The document is a form prepared by the Multnomah County district attorney's office to explain why prosecutors declined to press charges on the case.

It cites a combination of insufficient evidence and that too much time had passed since the incident. It also says one applicable statute had been signed into law only after the alleged choking occurred.

"The level of injury is not sufficient for the felony charge of criminal mistreatment in the first degree. Any misdemeanor charges, such as harassment or attempted criminal mistreatment in the first degree, are beyond the statute of limitations," according to the document. "The victim's description of what occurred fits the current class A misdemeanor crime of strangulation (but) this was not a crime in 2002. It was passed by the Legislature in 2003."

Marshman, for his part, says he never gave his side of the story to investigators on the case. He said he was caught by surprise when investigators approached him about the allegation, and he therefore declined to cooperate at that time. He said investigators made no further effort to interview him.

Rumors circulated

News of the investigation comes at a poor time for Marshman and the bureau, both grappling with short staffing and poor morale among the troops. Officers are still reeling from the removal of former Chief Larry O'Dea and his four assistant chiefs, probed for apparently not properly ordering an investigation of O'Dea's accidental shooting of a friend while camping. A criminal investigation of the shooting is ongoing.

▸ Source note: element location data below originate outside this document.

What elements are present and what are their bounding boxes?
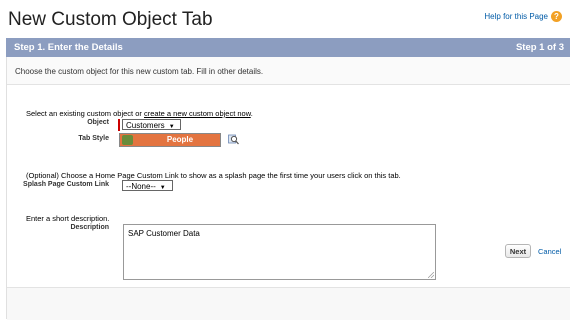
help-icon: ? — [551, 11, 562, 22]
resize-grip-icon[interactable] — [428, 272, 434, 278]
next-button[interactable]: Next — [505, 244, 531, 258]
tabstyle-selector[interactable]: People — [119, 133, 221, 147]
splash-label: Splash Page Custom Link — [23, 181, 109, 188]
form-panel: Choose the custom object for this new cu… — [6, 57, 570, 320]
help-link[interactable]: Help for this Page ? — [484, 11, 562, 22]
description-prompt: Enter a short description. — [26, 214, 110, 223]
step-counter: Step 1 of 3 — [515, 42, 564, 53]
object-select[interactable]: Customers ▼ — [122, 119, 181, 130]
splash-select-value: --None-- — [126, 182, 156, 191]
lookup-icon[interactable] — [228, 134, 239, 145]
required-indicator — [118, 119, 120, 131]
object-prompt: Select an existing custom object or crea… — [26, 109, 253, 118]
description-label: Description — [70, 224, 109, 231]
intro-row: Choose the custom object for this new cu… — [7, 57, 570, 85]
tabstyle-label: Tab Style — [78, 135, 109, 142]
step-title: Step 1. Enter the Details — [14, 42, 123, 53]
help-link-label: Help for this Page — [484, 12, 548, 21]
step-header: Step 1. Enter the Details Step 1 of 3 — [6, 38, 570, 57]
intro-text: Choose the custom object for this new cu… — [15, 67, 264, 76]
object-prompt-prefix: Select an existing custom object or — [26, 109, 144, 118]
people-icon — [122, 135, 133, 145]
create-custom-object-link[interactable]: create a new custom object now — [144, 109, 251, 118]
object-label: Object — [87, 119, 109, 126]
page-title: New Custom Object Tab — [8, 9, 213, 30]
splash-prompt: (Optional) Choose a Home Page Custom Lin… — [26, 171, 401, 180]
dropdown-arrow-icon: ▼ — [168, 124, 175, 130]
object-select-value: Customers — [126, 121, 165, 130]
button-bar — [7, 287, 570, 320]
description-value: SAP Customer Data — [128, 229, 200, 238]
dropdown-arrow-icon: ▼ — [159, 185, 166, 191]
description-textarea[interactable]: SAP Customer Data — [123, 224, 436, 280]
tabstyle-name: People — [166, 135, 194, 144]
splash-link-select[interactable]: --None-- ▼ — [122, 180, 173, 191]
cancel-link[interactable]: Cancel — [538, 247, 561, 256]
object-prompt-suffix: . — [250, 109, 253, 118]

The investigation of Marshman was not well-known, though rumors circulated in early 2007. It's unclear what he shared of the incident with Hales before being named chief.

Former coworkers of Marshman praise his brains, ethics and commitment to the greater good. Retired Capt. C.W. Jensen argues that despite the 14-year-old incident, Portland has the best chief it could at a time when the bureau is struggling with federal Department of Justice requirements in which Marshman is an expert.

"Mike really has a chance to make great changes to the bureau and the community," Jensen says.